Moving CouchDb database files between servers
There are several methods available for copying data between CouchDb servers. The most obvious is replication, which CouchDb does extremely well and it’s built in. If that option is viable it is probably the way to go. A while back I posted about a method I have used to use bulk document handling in Couch to copy data. That process works well too, and I continue to use that from time to time for some data.
Recently I had a situation in which I needed to set up several development and testing servers with the same initial state for the data. These were not on the same networks, and replication wasn’t convenient. I was moving a good bit of data across several databases, so the bulk document approach wasn’t attractive either. So I resorted to just copying the data files between servers. CouchDb’s design makes this easy to do.
The steps I take are probably overly cautious, but here’s what I do:
- Stop the couchdb service on the source host
- tar.gz the data files. On my Ubuntu servers this is typically in /var/lib/couchdb (sometimes in a subdirectory based on the Couch version). If you aren’t sure where these files are, you can find the path in your CouchDb config files, or often by doing a
ps -A w
to see the full command that started CouchDb. Make sure you get the subdirectories that start with . when you archive the files. - Restart the couchdb service on the source host.
- scp the tar.gz file to the destination host and unpack them in a temporary location there.
- chown the files to the user and group that owns the files already in the database directory on the destination. This is likely couchdb:couchdb. This is important, as messing up the file permissions is the only way I’ve managed to mess up this process so far.
- Stop CouchDb on the destination host.
- cp the files into the destination directory. Again on my hosts this has been /var/lib/couchdb.
- Double check the file permissions in their new home.
- Restart CouchDb on the destination host.
You may or may not have to stop the CouchDb services, but it seems like a good idea to me to decrease the chances of inconsistent files.
I have done this a number of times now with no problems, other than when I manage to mess up the file permissions.
This doesn’t work when moving down version from 1.1.0 to 1.0.1
An error occurred retrieving a list of all documents in futon.
Unexpected message, restarting couch_server: {‘EXIT’,,
{{badmatch,{error,eacces}},
[{couch_file,init,1},
{gen_server,init_it,6},
{proc_lib,init_p_do_apply,
3}]}}
Right, this approach requires the databases to be the same version. If they aren’t, use replication or a dump and bulk load instead.
Nice Article David, good recipe to have! In addition to this would you happen to know how to copy or move documents between two databases on the same CouchDB instance?
If I were moving documents between two databases in the same instance, and had a lot of them to move at once, I’d probably dump the documents to a file and use a bulk load. The other option would be replication.
“There are several methods available for copying data between CouchDb servers”.
=> How about other ways?
The only ones I can really comment on are things I’ve actually done, which include:
1. replication, mentioned above. This works well if you are copying thousands of files, less well if you are copying tens of millions or are simultaneously writing a lot and have several views.

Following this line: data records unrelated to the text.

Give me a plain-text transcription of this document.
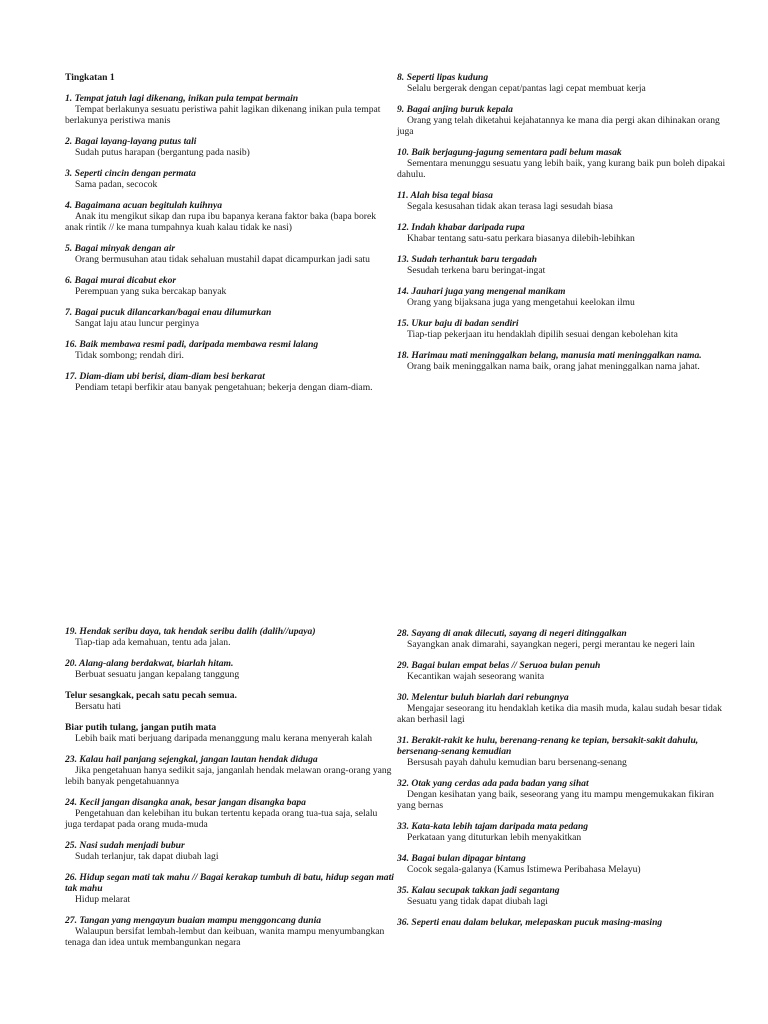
Tingkatan 1
1. Tempat jatuh lagi dikenang, inikan pula tempat bermain
Tempat berlakunya sesuatu peristiwa pahit lagikan dikenang inikan pula tempat berlakunya peristiwa manis
2. Bagai layang-layang putus tali
Sudah putus harapan (bergantung pada nasib)
3. Seperti cincin dengan permata
Sama padan, secocok
4. Bagaimana acuan begitulah kuihnya
Anak itu mengikut sikap dan rupa ibu bapanya kerana faktor baka (bapa borek anak rintik // ke mana tumpahnya kuah kalau tidak ke nasi)
5. Bagai minyak dengan air
Orang bermusuhan atau tidak sehaluan mustahil dapat dicampurkan jadi satu
6. Bagai murai dicabut ekor
Perempuan yang suka bercakap banyak
7. Bagai pucuk dilancarkan/bagai enau dilumurkan
Sangat laju atau luncur perginya
16. Baik membawa resmi padi, daripada membawa resmi lalang
Tidak sombong; rendah diri.
17. Diam-diam ubi berisi, diam-diam besi berkarat
Pendiam tetapi berfikir atau banyak pengetahuan; bekerja dengan diam-diam.
8. Seperti lipas kudung
Selalu bergerak dengan cepat/pantas lagi cepat membuat kerja
9. Bagai anjing buruk kepala
Orang yang telah diketahui kejahatannya ke mana dia pergi akan dihinakan orang juga
10. Baik berjagung-jagung sementara padi belum masak
Sementara menunggu sesuatu yang lebih baik, yang kurang baik pun boleh dipakai dahulu.
11. Alah bisa tegal biasa
Segala kesusahan tidak akan terasa lagi sesudah biasa
12. Indah khabar daripada rupa
Khabar tentang satu-satu perkara biasanya dilebih-lebihkan
13. Sudah terhantuk baru tergadah
Sesudah terkena baru beringat-ingat
14. Jauhari juga yang mengenal manikam
Orang yang bijaksana juga yang mengetahui keelokan ilmu
15. Ukur baju di badan sendiri
Tiap-tiap pekerjaan itu hendaklah dipilih sesuai dengan kebolehan kita
18. Harimau mati meninggalkan belang, manusia mati meninggalkan nama.
Orang baik meninggalkan nama baik, orang jahat meninggalkan nama jahat.
19. Hendak seribu daya, tak hendak seribu dalih (dalih//upaya)
Tiap-tiap ada kemahuan, tentu ada jalan.
20. Alang-alang berdakwat, biarlah hitam.
Berbuat sesuatu jangan kepalang tanggung
Telur sesangkak, pecah satu pecah semua.
Bersatu hati
Biar putih tulang, jangan putih mata
Lebih baik mati berjuang daripada menanggung malu kerana menyerah kalah
23. Kalau hail panjang sejengkal, jangan lautan hendak diduga
Jika pengetahuan hanya sedikit saja, janganlah hendak melawan orang-orang yang lebih banyak pengetahuannya
24. Kecil jangan disangka anak, besar jangan disangka bapa
Pengetahuan dan kelebihan itu bukan tertentu kepada orang tua-tua saja, selalu juga terdapat pada orang muda-muda
25. Nasi sudah menjadi bubur
Sudah terlanjur, tak dapat diubah lagi
26. Hidup segan mati tak mahu // Bagai kerakap tumbuh di batu, hidup segan mati tak mahu
Hidup melarat
27. Tangan yang mengayun buaian mampu menggoncang dunia
Walaupun bersifat lembah-lembut dan keibuan, wanita mampu menyumbangkan tenaga dan idea untuk membangunkan negara
28. Sayang di anak dilecuti, sayang di negeri ditinggalkan
Sayangkan anak dimarahi, sayangkan negeri, pergi merantau ke negeri lain
29. Bagai bulan empat belas // Seruoa bulan penuh
Kecantikan wajah seseorang wanita
30. Melentur buluh biarlah dari rebungnya
Mengajar seseorang itu hendaklah ketika dia masih muda, kalau sudah besar tidak akan berhasil lagi
31. Berakit-rakit ke hulu, berenang-renang ke tepian, bersakit-sakit dahulu, bersenang-senang kemudian
Bersusah payah dahulu kemudian baru bersenang-senang
32. Otak yang cerdas ada pada badan yang sihat
Dengan kesihatan yang baik, seseorang yang itu mampu mengemukakan fikiran yang bernas
33. Kata-kata lebih tajam daripada mata pedang
Perkataan yang dituturkan lebih menyakitkan
34. Bagai bulan dipagar bintang
Cocok segala-galanya (Kamus Istimewa Peribahasa Melayu)
35. Kalau secupak takkan jadi segantang
Sesuatu yang tidak dapat diubah lagi
36. Seperti enau dalam belukar, melepaskan pucuk masing-masing
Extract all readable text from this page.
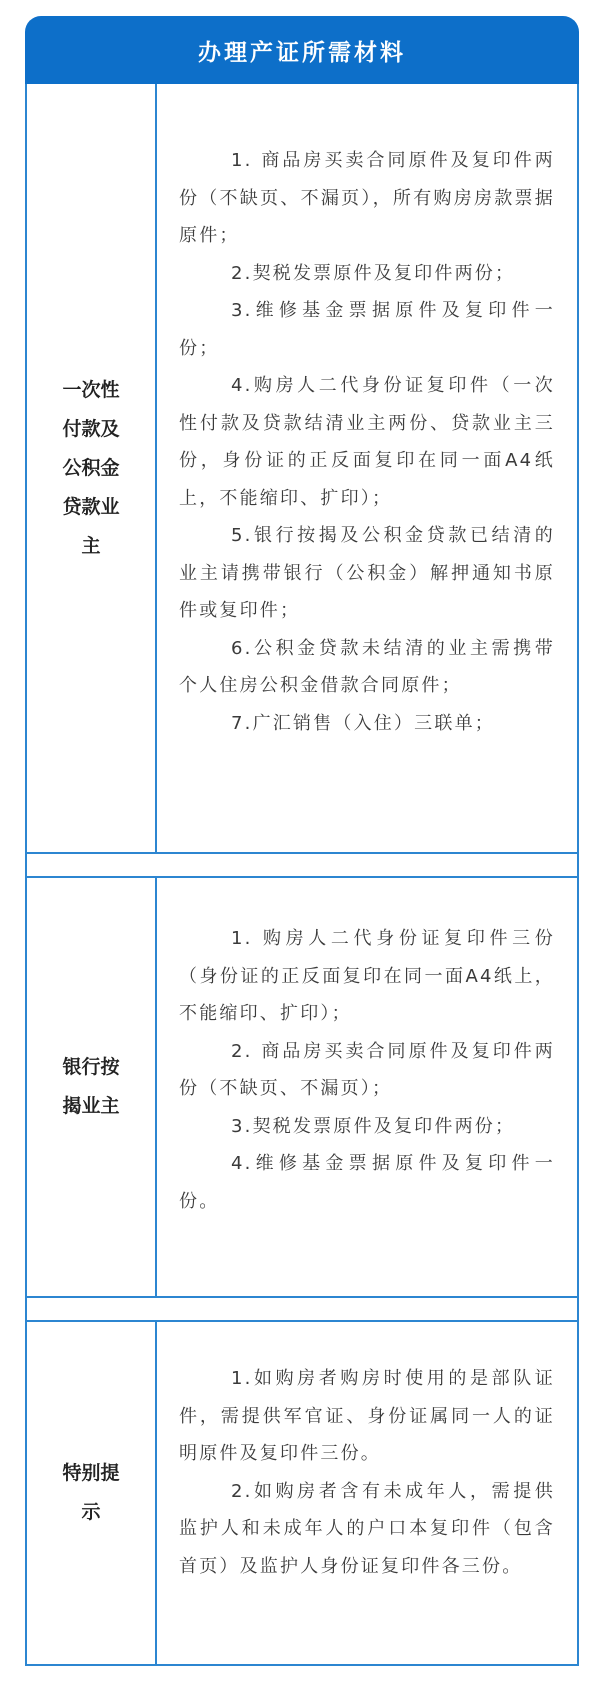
办理产证所需材料
一次性付款及公积金贷款业主

1. 商品房买卖合同原件及复印件两份（不缺页、不漏页），所有购房房款票据原件；

2.契税发票原件及复印件两份；

3.维修基金票据原件及复印件一份；

4.购房人二代身份证复印件（一次性付款及贷款结清业主两份、贷款业主三份，身份证的正反面复印在同一面A4纸上，不能缩印、扩印）；

5.银行按揭及公积金贷款已结清的业主请携带银行（公积金）解押通知书原件或复印件；

6.公积金贷款未结清的业主需携带个人住房公积金借款合同原件；

7.广汇销售（入住）三联单；

银行按揭业主

1. 购房人二代身份证复印件三份（身份证的正反面复印在同一面A4纸上，不能缩印、扩印）；

2. 商品房买卖合同原件及复印件两份（不缺页、不漏页）；

3.契税发票原件及复印件两份；

4.维修基金票据原件及复印件一份。

特别提示

1.如购房者购房时使用的是部队证件，需提供军官证、身份证属同一人的证明原件及复印件三份。

2.如购房者含有未成年人，需提供监护人和未成年人的户口本复印件（包含首页）及监护人身份证复印件各三份。
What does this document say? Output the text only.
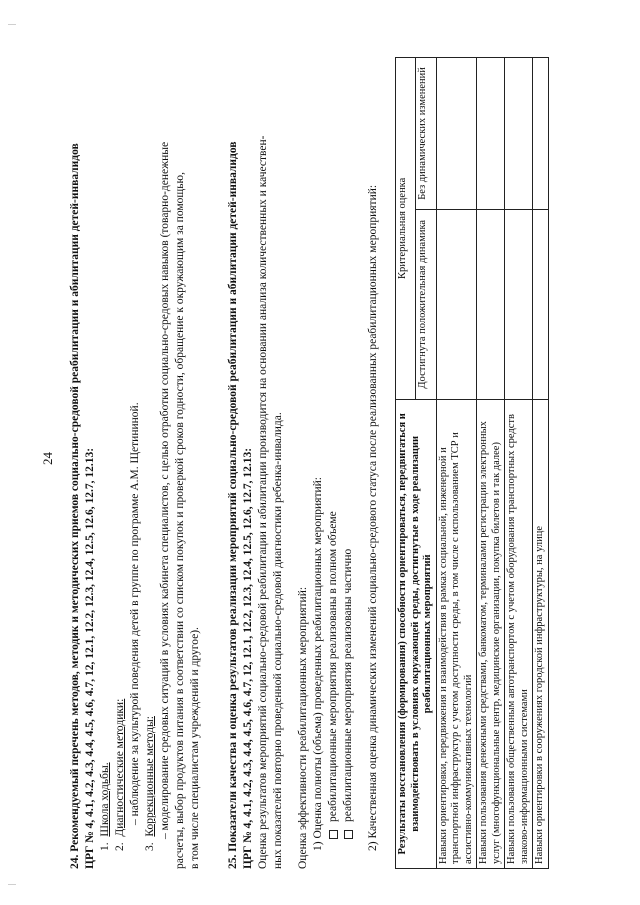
24 24. Рекомендуемый перечень методов, методик и методических приемов социально-средовой реабилитации и абилитации детей-инвалидов ЦРГ № 4, 4.1, 4.2, 4.3, 4.4, 4.5, 4.6, 4.7, 12, 12.1, 12.2, 12.3, 12.4, 12.5, 12.6, 12.7, 12.13: 1.  Школа ходьбы.
2.  Диагностические методики: – наблюдение за культурой поведения детей в группе по программе А.М. Щетининой.
3.  Коррекционные методы: – моделирование средовых ситуаций в условиях кабинета специалистов, с целью отработки социально-средовых навыков (товарно-денежные расчеты, выбор продуктов питания в соответствии со списком покупок и проверкой сроков годности, обращение к окружающим за помощью, в том числе специалистам учреждений и другое). 25. Показатели качества и оценка результатов реализации мероприятий социально-средовой реабилитации и абилитации детей-инвалидов ЦРГ № 4, 4.1, 4.2, 4.3, 4.4, 4.5, 4.6, 4.7, 12, 12.1, 12.2, 12.3, 12.4, 12.5, 12.6, 12.7, 12.13: Оценка результатов мероприятий социально-средовой реабилитации и абилитации производится на основании анализа количественных и качествен- ных показателей повторно проведенной социально-средовой диагностики ребенка-инвалида. Оценка эффективности реабилитационных мероприятий: 1) Оценка полноты (объема) проведенных реабилитационных мероприятий: реабилитационные мероприятия реализованы в полном объеме реабилитационные мероприятия реализованы частично 2) Качественная оценка динамических изменений социально-средового статуса после реализованных реабилитационных мероприятий: Результаты восстановления (формирования) способности ориентироваться, передвигаться и взаимодействовать в условиях окружающей среды, достигнутые в ходе реализации реабилитационных мероприятий	Критериальная оценка	
	Достигнута положительная динамика	Без динамических изменений
Навыки ориентировки, передвижения и взаимодействия в рамках социальной, инженерной и транспортной инфраструктур с учетом доступности среды, в том числе с использованием ТСР и ассистивно-коммуникативных технологий		
Навыки пользования денежными средствами, банкоматом, терминалами регистрации электронных услуг (многофункциональные центр, медицинские организации, покупка билетов и так далее)		
Навыки пользования общественным автотранспортом с учетом оборудования транспортных средств знаково-информационными системами		
Навыки ориентировки в сооружениях городской инфраструктуры, на улице		
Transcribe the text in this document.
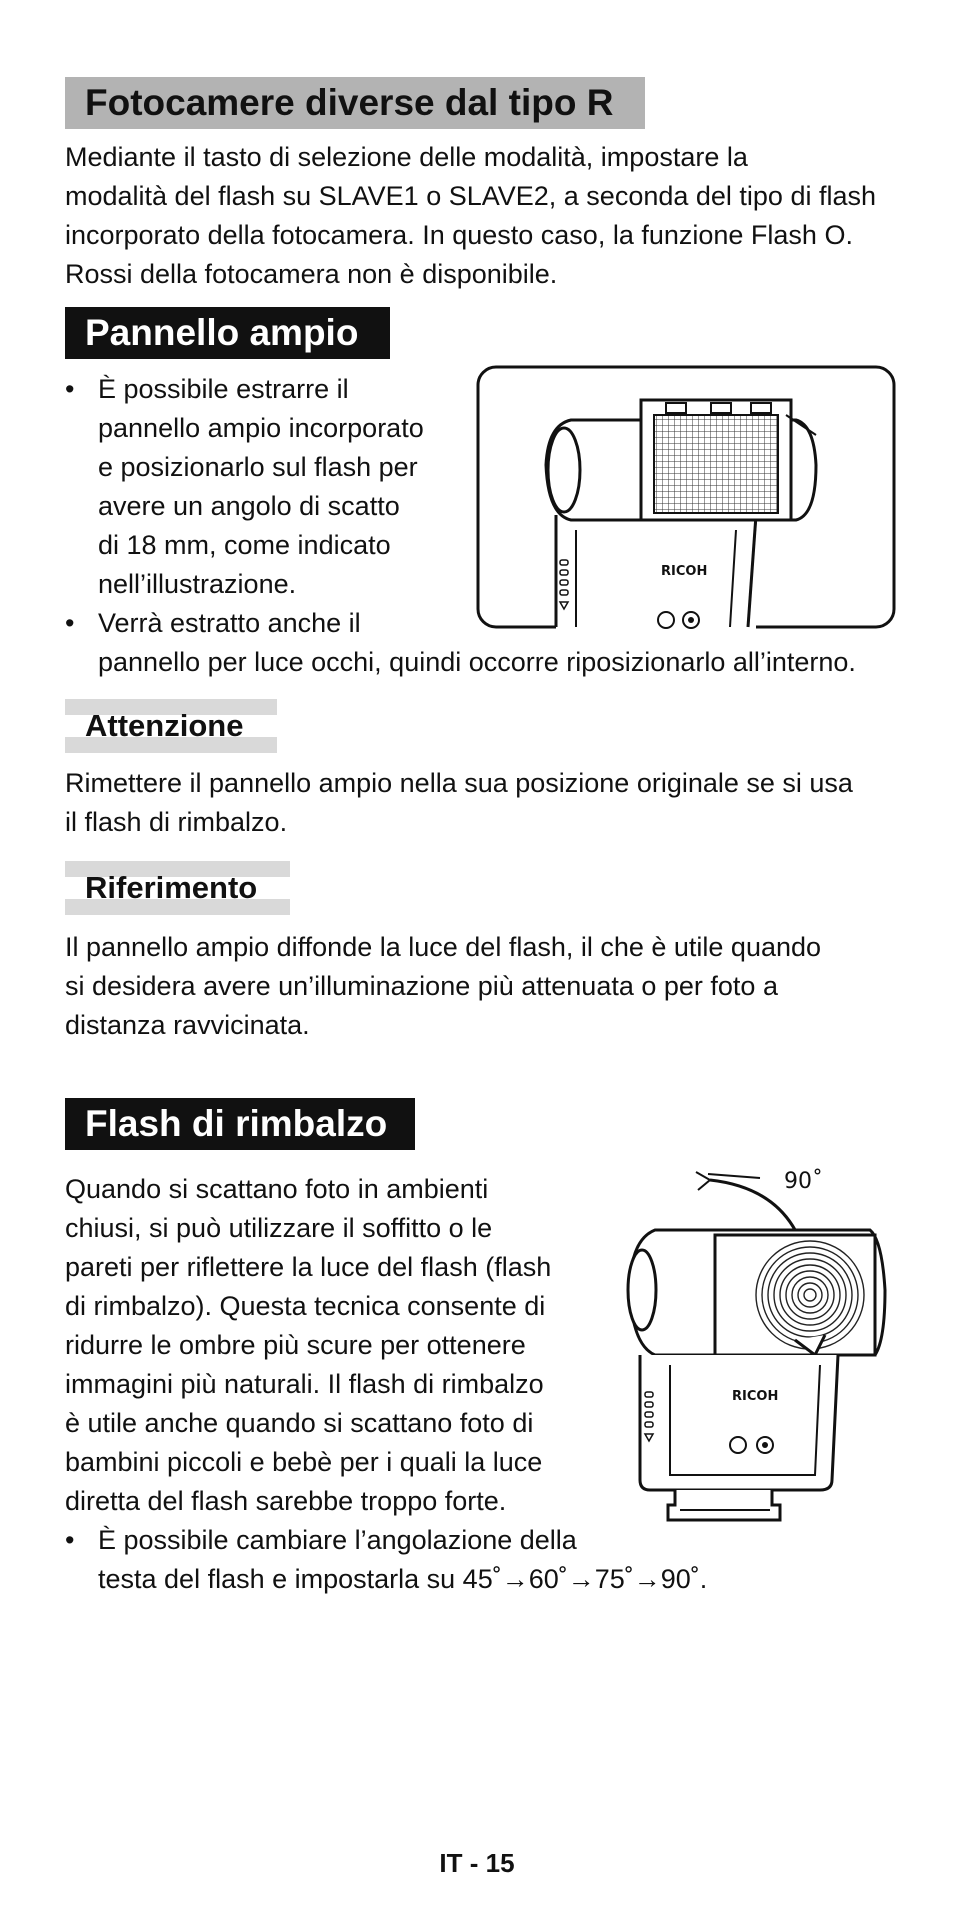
Fotocamere diverse dal tipo R

Mediante il tasto di selezione delle modalità, impostare la

modalità del flash su SLAVE1 o SLAVE2, a seconda del tipo di flash

incorporato della fotocamera. In questo caso, la funzione Flash O.

Rossi della fotocamera non è disponibile.

Pannello ampio
• È possibile estrarre il

pannello ampio incorporato

e posizionarlo sul flash per

avere un angolo di scatto

di 18 mm, come indicato

nell’illustrazione.

• Verrà estratto anche il

pannello per luce occhi, quindi occorre riposizionarlo all’interno.

RICOH
Attenzione

Rimettere il pannello ampio nella sua posizione originale se si usa

il flash di rimbalzo.

Riferimento

Il pannello ampio diffonde la luce del flash, il che è utile quando

si desidera avere un’illuminazione più attenuata o per foto a

distanza ravvicinata.

Flash di rimbalzo

Quando si scattano foto in ambienti

chiusi, si può utilizzare il soffitto o le

pareti per riflettere la luce del flash (flash

di rimbalzo). Questa tecnica consente di

ridurre le ombre più scure per ottenere

immagini più naturali. Il flash di rimbalzo

è utile anche quando si scattano foto di

bambini piccoli e bebè per i quali la luce

diretta del flash sarebbe troppo forte.

• È possibile cambiare l’angolazione della

testa del flash e impostarla su 45˚→60˚→75˚→90˚.

90˚
RICOH
IT - 15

2. copying files as described in the post above. This is often the quickest, but it does require compatible couchdb versions and that you can take databases offline.
3. dumping to json text files and loading them in bulk (described in another post). This works well if the couchdb versions don’t match and the quantity of the data is relatively small (thousands of records)
4. writing a script to walk one database and write to the other. This is useful when you need logic in the middle rather than just a raw copy. It is obviously the most resource intensive.
In the vast majority of cases I’d do the first or second options of these four.
We tried doing it that way with a massive 500GB database since the inbuilt replication would have taken weeks in order to finish the initial replication of both databases. Both servers are connected through a rather small connection which we can’t change.
We assumed that copying those files from A to B would do the trick yet after doing we set up replication just to find out that the initial replication still takes a long time. Do those two databases need to “exchange” their document’s states after the files have been copied from one place to another?
Did you ever run into similar issues with that method? From what I know there’s a small delta on the source database already, could that cause the issue?
Yes, Couch still has to go through all of the documents to start the replication, which takes a long time if there are many documents. As far as I know, there isn’t a good way to skip that. Copying the data does save having the replication copy the data, however, so the replication just has to go through and compare IDs and revision numbers.